Both the S&P and the Dow had rallied in the past week since Trump’s victory on expectations of higher fiscal spending and lower regulations in the financial and environmental sectors.
However, investors remain uncertain about the details of Trump’s policies and are also keeping an eye on key appointments in his administration.
“Last week’s rally was basically a digestion of Trump’s win and now that we’re past the digestion phase, the market is taking a bit of a breather and is waiting to see what lies ahead under a Republican government,” said Watkins.
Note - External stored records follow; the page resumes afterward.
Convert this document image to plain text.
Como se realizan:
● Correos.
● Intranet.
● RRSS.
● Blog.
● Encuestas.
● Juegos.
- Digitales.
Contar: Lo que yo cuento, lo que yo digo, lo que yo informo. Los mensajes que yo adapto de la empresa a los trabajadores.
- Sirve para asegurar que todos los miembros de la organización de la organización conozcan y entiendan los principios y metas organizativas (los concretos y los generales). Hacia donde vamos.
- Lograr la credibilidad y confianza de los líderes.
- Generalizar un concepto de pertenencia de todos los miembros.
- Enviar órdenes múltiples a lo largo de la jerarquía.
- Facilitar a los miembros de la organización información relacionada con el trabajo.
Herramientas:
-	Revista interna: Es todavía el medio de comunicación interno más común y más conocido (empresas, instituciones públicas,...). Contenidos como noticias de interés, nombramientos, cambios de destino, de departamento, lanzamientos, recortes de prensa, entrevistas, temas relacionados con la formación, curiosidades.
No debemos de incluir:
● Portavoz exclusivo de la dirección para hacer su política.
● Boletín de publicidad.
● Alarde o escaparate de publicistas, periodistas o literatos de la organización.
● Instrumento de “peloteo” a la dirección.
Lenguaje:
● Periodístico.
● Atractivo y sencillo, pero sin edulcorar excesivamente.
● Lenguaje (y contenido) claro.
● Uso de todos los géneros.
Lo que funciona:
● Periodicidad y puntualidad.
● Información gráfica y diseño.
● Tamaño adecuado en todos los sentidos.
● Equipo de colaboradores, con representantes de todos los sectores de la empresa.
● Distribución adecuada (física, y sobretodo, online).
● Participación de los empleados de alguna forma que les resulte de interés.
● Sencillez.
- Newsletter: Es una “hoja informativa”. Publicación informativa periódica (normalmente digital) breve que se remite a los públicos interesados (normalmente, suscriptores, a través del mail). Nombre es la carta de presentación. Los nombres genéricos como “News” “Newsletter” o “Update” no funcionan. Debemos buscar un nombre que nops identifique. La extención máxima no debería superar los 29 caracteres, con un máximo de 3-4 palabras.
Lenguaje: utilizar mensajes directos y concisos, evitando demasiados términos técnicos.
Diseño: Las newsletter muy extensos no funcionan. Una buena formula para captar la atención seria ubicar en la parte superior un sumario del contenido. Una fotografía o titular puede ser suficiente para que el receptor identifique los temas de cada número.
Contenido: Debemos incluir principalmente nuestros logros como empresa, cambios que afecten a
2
At 10:56 a.m. ET, the Dow Jones industrial average was down 33.83 points, or 0.18 percent, at 18,834.86, the S&P 500 was up 6.34 points, or 0.29 percent, at 2,170.54 and the Nasdaq Composite was up 40.32 points, or 0.77 percent, at 5,258.72.
Seven of the 11 major S&P sectors were higher, with the energy index’s 2.14 percent rise leading the advancers.
The financial index, which rose more than 10 percent since the election, fell 1.18 percent as traders cashed in on profits.
Oil prices jumped more than 4 percent, bouncing back from multi-month lows on expectations that OPEC will agree later this month to cut production to reduce a supply glut. [O/R]
Oil majors Exxon and Chevron were up about 1.8 percent.
U.S. retail sales rose more than expected in October as households bought motor vehicles and a range of other goods. The Commerce Department said on Tuesday retail sales increased 0.8 percent last month, above the 0.6 percent increase forecast by economists.
Boston Fed President Eric Rosengren said on Tuesday only “significant negative news” could derail the Fed’s high expectations for raising U.S. interest rates next month.
The central bank is widely expected to raise interest rates at its next meeting in December. Traders have priced in an 86 percent chance, according to CME Group’s FedWatch tool.
Home Depot fell 2.1 percent to $125.13 after the No. 1 U.S. home improvement chain reported strong third-quarter results but stood pat on its full-year sales forecast, implying a weaker-than-expected fourth quarter. The stock was the biggest drag on the Dow.
Advancing issues outnumbered decliners on the NYSE by 1,855 to 1,064. On the Nasdaq, 1,353 issues fell and 1,298 advanced.
The S&P 500 index showed 17 new 52-week highs and two new lows, while the Nasdaq recorded 93 new highs and 13 new lows.